If you find that you do not recover from muscle soreness as you used to, you may be experiencing burnout. If you take days off to rest and still feel sore after, it is likely burnout.

Also, if you are almost always exhausted, you most likely are experiencing burnout.

tired sporty girl resting after run in beautiful autumn
Tired runner resting after a run in the park

A Feeling of Stagnation

When you start feeling like your running sessions are no longer changing anything about the quality of your runs, you may have hit burnout.

Of course, sometimes, when you try too hard, you may feel like your progress is stagnating.

But if this is not the case – if you just experience stagnation out of the blue – you are most likely experiencing burnout.


If you keep having days when you are not sure if you want to go running or not, you may be suffering from burnout.

Image of indecisive asian woman shrugging shoulders, spread hands sideways and looking clueless at

Sleep Issues

Another burnout symptom to look out for is irregular sleeping patterns.

When you experience burnout from running, you may find it hard to fall asleep or wake up on time. Overall, your quality of sleep can drop significantly.

Your Diet Suffers

Another symptom you may experience when experiencing burnout from running is making poor dietary choices.

You either lose appetite or overfeed.

Recovering from Running Burnout

Running burnout can seem like a black hole that keeps sucking you in. But the good news is you can recover from burnout!

The following are some ways to recover from burnout.

Reevaluate Your Routine

If you feel like your progress has stagnated, take a step back and reevaluate the situation. Check for a correlation between the timing of the changes you made and the feelings you experienced.

  • Did you stop feeling any progress when you started covering longer distances?
  • Did the feeling come when you ramped your speed up?

If you answered “yes” to any of these questions, make adjustments. Try running at slower speeds or reduce your mileage.

Take an Extended Break

Take an extended break if you feel exhausted, tired, or sluggish while running. Also, if you do not recover from muscle soreness as fast as you used to, take a more extended break.

The symptoms above are signs that your body is not recovering.

If you give your body enough time, it should recover.

Ignite Your Routine With New Experiences

If you feel like you aren’t consistently motivated to run like before, introduce new exercises to your routine.

  • You could try cross-training or any outdoor sport you fancy.
  • Instead of running, you could just take a walk.
  • You could sign yourself up for a race, so you have something to look forward to and prepare for.

Wait It Out

It would be best to convince yourself that burnout from running is natural and not a sign that you are weak.

Your body only needs time to reset itself, so be patient and wait it out instead of beating yourself up. Even elite athletes can experience burnout.

exhausted running lady

Identify Any External Source of Stress and Resolve It

Sometimes, the cause of your running burning might be unrelated to your routine. It could just be some other stressful event in your life.

So, if you feel this might be it, identify the source of stress and address it.
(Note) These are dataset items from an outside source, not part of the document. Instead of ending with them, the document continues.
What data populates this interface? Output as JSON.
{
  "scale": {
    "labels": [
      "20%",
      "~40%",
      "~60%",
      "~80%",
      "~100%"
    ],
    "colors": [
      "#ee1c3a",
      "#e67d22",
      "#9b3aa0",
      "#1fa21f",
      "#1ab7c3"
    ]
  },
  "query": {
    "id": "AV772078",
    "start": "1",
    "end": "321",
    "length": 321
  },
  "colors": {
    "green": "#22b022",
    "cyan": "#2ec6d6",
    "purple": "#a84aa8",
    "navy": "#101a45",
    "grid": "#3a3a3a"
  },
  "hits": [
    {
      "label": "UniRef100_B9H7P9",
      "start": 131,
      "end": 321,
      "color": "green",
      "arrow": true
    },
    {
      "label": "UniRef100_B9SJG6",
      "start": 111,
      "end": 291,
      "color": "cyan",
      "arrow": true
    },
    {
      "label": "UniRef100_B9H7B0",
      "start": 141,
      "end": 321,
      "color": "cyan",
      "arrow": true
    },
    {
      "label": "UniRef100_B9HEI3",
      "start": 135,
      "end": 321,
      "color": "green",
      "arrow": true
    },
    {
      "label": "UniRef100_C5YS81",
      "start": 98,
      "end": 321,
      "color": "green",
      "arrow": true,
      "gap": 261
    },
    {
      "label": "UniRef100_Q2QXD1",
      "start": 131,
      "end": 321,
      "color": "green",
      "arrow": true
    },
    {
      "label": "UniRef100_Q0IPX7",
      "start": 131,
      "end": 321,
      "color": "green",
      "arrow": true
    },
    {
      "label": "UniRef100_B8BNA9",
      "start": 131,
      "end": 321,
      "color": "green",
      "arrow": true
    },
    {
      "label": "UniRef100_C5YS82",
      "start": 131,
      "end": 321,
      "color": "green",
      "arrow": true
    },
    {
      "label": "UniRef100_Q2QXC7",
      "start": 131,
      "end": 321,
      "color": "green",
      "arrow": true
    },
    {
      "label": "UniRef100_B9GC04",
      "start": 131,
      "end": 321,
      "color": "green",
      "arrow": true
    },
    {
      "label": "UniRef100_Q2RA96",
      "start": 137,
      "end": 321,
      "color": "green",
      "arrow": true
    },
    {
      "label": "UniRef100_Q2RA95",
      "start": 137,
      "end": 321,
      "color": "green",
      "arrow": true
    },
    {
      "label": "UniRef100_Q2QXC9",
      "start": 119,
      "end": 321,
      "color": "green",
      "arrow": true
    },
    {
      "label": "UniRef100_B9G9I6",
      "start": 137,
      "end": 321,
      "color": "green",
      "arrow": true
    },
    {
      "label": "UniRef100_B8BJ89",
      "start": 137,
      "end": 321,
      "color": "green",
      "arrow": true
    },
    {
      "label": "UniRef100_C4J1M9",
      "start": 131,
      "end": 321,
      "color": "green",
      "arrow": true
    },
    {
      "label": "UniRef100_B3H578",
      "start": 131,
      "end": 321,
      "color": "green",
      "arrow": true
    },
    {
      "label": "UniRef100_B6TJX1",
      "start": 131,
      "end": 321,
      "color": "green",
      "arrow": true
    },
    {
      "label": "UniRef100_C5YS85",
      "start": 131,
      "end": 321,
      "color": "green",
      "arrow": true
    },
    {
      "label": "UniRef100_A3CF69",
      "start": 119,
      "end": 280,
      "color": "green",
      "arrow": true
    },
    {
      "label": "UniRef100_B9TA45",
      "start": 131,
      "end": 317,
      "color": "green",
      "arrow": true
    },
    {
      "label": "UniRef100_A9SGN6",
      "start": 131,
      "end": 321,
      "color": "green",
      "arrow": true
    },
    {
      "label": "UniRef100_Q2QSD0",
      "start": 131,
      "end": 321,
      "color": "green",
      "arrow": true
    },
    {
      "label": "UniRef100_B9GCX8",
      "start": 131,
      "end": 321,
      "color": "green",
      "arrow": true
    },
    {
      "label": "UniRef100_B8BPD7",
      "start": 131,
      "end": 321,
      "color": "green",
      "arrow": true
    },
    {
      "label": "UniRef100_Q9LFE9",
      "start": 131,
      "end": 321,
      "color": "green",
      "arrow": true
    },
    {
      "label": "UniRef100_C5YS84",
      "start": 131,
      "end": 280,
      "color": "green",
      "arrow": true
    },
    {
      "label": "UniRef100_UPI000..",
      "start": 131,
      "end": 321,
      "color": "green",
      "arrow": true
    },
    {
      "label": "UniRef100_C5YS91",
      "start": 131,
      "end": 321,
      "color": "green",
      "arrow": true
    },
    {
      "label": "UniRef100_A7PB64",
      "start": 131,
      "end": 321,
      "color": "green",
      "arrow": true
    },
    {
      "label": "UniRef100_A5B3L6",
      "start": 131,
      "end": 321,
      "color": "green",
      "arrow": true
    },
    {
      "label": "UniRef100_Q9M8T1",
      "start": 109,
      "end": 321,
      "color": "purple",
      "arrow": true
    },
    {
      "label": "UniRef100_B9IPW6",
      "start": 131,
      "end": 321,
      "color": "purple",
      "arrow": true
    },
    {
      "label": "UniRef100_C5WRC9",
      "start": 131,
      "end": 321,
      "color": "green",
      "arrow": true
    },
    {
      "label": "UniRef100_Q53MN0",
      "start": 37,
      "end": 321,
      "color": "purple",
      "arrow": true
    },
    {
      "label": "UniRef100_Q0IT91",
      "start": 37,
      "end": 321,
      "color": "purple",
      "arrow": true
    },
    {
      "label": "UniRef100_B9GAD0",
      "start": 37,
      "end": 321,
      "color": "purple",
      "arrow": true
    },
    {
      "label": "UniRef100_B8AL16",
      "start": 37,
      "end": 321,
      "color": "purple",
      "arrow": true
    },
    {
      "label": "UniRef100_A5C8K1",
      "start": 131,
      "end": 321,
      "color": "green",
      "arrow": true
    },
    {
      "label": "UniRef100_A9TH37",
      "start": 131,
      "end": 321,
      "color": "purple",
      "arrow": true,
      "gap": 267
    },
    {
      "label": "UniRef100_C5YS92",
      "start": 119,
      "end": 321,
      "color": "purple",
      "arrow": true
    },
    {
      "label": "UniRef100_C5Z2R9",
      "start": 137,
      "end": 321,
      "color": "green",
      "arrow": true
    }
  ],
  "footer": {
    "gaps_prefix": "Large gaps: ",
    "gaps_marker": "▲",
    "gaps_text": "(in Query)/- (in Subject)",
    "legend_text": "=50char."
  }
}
Tips for Preventing Burnout from Running

You might just be able to reduce your chances of suffering burnout if you follow our tips below:

  • Do not overtrain. If you push yourself more than you should, you may not get the results you want. At the same time, you may go into burnout mode.
  • Make running more fun for yourself. Try getting a running companion. Ask a friend, or join a running club.
  • Do not be too hard on yourself if you do not meet your goals.
  • Change your running scenery once in a while. Running in a new location can renew your motivation to run.
  • Go through your priorities. When running is not your priority, do not force yourself to spend too much time on it.
  • Don’t use performance gadgets. If running gadgets and apps are stressing you out, put them away.
  • Enjoy your running experience. Be less concerned about distance and speed.